The trouble with EC1
I've been meaning to deal with this for ages, but it's always been easier to focus on something else. Now that I think about it, I'm sure that's an attitude shared by many who currently hold positions of power at Islington council, even though I don't doubt for a second that they're all hardworking people.
My problem concerns the front door of the block of flats in which I live. Quite simply, the lock has been broken for nearly a year, which means that anyone who wants to come in off the street is free to do so. It's a boring, unglamorous problem, and one that the council finds easy to overlook in favour of more exciting (and completely worthy) projects such as recycling and 'community awareness'. But basic security and a sense of safety for the people who live on these estates surely has to rank as a fairly high priority for the council, when it is the council who actually owns the buildings in the first place.
Not so. The key words to notice above are "for nearly a year", and there's no sign of it being fixed any time soon. Why? A quick call to my local TMO revealed that all the repairs money for 2005 has already been spent, and they have no more to pay for a company to carry out the works until "some time next year". And that's the best they can offer, despite the dozens of phone calls and letters of complaint written by residents, despite all the little old ladies who live on their own in my block who are terrified of being mugged, and, worst of all, despite the fact that an armed robbery took place at a neighbouring estate just five minutes' walk down the road from mine last month. We're talking guns here, not slingshots.
As if all this weren't bad enough, we've got EC1 New Deal to contend with. What started out as a seemingly noble programme by Labour to bring much-needed funding and improvements to some of the most deprived council estates in Britain has now fallen prey to the twin perils of meeting targets and making profit. Both are bad news for council tenants.
A blurb on their website says that EC1 New Deal will see approximately 52.9 million pounds invested in the EC1 area between "now" (whenever it was written) and 2011, although it doesn't specify where exactly this money will be coming from. Last year we found out that a significant chunk of it was to come from us, the tenants. Put simply, the plan was to slap a 10,000-pound charge on every council household over the next five years, to help pay for "security and environmental upgrades."
Putting aside for a moment the fact that many on the estate plainly can't afford to shell out an extra 2,000 quid a year for the next five years, isn't the main issue here that these are council estates, and that the council tax we already pay is meant to cover upgrades such as these? Then again, if there isn't enough money to install a new door (apparently just fixing the lock is out of the question - the door's busted so badly they need a whole new one), obviously the money collected from the council tax isn't enough to cover our basic needs. Either that or it's going to the wrong places. Hmmm...
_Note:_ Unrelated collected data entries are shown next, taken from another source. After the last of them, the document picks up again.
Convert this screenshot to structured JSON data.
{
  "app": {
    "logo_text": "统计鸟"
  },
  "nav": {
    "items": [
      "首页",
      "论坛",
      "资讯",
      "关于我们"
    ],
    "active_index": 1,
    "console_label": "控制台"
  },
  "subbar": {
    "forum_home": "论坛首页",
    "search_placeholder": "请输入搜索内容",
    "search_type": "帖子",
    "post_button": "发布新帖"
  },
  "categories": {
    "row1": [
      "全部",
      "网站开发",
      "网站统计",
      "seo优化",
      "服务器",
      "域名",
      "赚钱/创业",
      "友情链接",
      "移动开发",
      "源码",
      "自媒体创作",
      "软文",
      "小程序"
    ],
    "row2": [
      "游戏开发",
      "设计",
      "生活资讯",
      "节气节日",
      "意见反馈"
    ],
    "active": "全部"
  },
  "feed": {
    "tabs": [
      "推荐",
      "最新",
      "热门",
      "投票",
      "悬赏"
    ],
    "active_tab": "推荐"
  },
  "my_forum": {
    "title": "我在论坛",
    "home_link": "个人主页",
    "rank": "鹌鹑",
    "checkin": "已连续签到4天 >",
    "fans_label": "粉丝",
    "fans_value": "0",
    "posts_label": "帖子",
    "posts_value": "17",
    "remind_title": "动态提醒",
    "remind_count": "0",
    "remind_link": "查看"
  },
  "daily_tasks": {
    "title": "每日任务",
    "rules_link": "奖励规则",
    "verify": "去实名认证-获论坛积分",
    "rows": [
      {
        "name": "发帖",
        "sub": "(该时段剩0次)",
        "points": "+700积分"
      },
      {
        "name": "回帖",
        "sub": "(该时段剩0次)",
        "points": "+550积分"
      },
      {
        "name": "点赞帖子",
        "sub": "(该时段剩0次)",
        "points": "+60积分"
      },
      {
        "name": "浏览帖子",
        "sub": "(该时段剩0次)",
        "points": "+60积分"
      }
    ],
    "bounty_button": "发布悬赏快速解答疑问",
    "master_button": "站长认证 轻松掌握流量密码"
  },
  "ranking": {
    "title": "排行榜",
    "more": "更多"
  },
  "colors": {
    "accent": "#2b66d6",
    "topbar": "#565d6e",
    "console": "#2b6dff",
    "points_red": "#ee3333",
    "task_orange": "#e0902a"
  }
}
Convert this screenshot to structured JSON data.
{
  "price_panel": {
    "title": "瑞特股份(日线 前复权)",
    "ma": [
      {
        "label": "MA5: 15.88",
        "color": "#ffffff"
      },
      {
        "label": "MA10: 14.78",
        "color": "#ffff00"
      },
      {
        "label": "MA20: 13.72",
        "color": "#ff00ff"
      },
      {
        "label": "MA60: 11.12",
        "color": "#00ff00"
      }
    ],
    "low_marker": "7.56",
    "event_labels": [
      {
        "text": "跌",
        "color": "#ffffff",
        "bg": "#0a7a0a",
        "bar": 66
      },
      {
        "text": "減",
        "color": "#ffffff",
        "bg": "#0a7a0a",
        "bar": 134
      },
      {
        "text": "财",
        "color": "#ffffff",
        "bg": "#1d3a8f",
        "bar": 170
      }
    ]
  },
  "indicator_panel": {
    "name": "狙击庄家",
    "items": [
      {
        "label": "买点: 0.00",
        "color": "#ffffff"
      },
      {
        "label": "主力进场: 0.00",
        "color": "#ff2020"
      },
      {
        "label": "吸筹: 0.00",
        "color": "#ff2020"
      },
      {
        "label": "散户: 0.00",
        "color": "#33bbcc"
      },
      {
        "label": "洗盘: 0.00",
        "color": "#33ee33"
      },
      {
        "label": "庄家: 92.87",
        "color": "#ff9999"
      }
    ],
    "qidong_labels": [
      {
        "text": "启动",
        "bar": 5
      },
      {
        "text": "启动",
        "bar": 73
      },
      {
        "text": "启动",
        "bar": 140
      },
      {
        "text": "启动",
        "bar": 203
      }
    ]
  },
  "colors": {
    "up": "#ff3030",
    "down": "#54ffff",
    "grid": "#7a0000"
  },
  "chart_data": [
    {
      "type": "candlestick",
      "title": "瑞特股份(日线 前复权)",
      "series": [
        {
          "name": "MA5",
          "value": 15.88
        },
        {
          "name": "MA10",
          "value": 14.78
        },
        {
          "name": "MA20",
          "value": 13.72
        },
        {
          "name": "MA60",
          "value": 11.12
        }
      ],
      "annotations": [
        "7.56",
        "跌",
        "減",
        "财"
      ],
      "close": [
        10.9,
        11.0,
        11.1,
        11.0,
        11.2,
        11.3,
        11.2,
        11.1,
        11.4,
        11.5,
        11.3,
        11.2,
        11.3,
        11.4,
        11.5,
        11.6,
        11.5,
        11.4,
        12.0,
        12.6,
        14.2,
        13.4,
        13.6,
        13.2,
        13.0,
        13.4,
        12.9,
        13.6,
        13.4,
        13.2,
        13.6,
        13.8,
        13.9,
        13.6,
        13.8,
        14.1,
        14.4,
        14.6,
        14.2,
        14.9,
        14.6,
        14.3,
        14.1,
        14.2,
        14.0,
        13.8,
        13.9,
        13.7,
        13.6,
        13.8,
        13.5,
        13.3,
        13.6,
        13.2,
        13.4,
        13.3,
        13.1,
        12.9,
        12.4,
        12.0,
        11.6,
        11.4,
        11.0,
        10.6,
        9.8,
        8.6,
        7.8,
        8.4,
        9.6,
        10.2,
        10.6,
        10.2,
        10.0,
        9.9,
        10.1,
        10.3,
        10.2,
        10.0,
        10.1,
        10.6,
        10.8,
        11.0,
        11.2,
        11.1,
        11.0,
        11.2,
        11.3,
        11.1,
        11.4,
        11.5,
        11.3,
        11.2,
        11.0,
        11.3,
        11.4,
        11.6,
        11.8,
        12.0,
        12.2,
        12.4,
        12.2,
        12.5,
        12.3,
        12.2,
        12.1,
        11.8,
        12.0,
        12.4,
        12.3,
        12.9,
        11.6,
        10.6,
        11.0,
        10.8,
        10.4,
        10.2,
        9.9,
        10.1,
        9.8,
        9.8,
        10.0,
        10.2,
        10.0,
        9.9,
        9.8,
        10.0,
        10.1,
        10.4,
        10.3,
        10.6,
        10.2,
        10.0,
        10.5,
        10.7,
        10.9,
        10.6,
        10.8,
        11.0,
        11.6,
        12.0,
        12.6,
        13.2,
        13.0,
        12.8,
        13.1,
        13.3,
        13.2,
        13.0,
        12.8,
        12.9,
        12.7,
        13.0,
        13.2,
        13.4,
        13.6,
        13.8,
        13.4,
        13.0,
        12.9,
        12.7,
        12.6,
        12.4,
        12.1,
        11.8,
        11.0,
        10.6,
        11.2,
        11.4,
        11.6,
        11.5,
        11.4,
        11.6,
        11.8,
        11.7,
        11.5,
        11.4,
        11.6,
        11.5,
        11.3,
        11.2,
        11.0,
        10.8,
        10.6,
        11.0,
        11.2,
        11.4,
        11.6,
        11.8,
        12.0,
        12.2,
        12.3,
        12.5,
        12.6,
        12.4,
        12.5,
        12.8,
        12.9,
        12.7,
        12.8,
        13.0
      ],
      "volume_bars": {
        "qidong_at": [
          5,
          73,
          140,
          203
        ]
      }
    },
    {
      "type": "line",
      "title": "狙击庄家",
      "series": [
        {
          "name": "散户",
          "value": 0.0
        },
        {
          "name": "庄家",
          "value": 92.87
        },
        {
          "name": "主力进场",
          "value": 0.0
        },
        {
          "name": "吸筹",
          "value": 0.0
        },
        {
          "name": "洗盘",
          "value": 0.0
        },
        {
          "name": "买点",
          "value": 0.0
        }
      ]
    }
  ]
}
Member of the EC1 New Deal board met several weeks ago to cast a final vote on the controversial £10,000 fee, and by the looks of it, were genuinely surprised that more than six or seven meeting-junkies bothered to show up. There were easily over 100 people there that night, all of them furious. To be fair, the majority of the board were sympathetic to our cause, and they ended up voting to scrap the environmental fee altogether and reducing the security fee to £1,500, meaning a more manageable (but still annoying) £300 per household per year.
It means that I won't have to look for somewhere else to live, which is nice. But I sincerely hope that a portion of the money I do pay them will end up going towards essential repairs that have been neglected for months, such as my front door, rather than installing CCTV cameras all over the place. The buck has to stop somewhere, but with the council pasing on responsibility to the TMO, and the TMO claiming the council budget isn't big enough, and with most repair services contracted out to private firms, it isn't exactly clear where this is.
In the meantime, we wait. And with every loud BANG that rips through our flat and causes the entire block to tremble as someone lets the front door slam shut without thinking, we get more pissed off. I can't help but notice that Turnpike House, a mammoth estate just over on Goswell Road, has been completely shrouded in plastic and scaffolding since the spring, with no visible signs of progress being made. Has the money for that run out as well? I can't help thinking that if someone were to jump out of their 12th-storey flat out of sheer desperation (the construction company has kindly covered up any holes cut out of the plastic sheeting by residents eager to see a bit of sunshine) or if someone in my block was killed or raped by a stranger lurking in the stairwell, the money would be coughed up soon enough.
1 Comments:
Having a quick whip round and fixing the door yourselves would be worth thinking about.
And then speak to the local papers about why you have to pay a fortune every year and even basic repairs can't be covered.
It would be the best £100 or so that you've spent in a long time.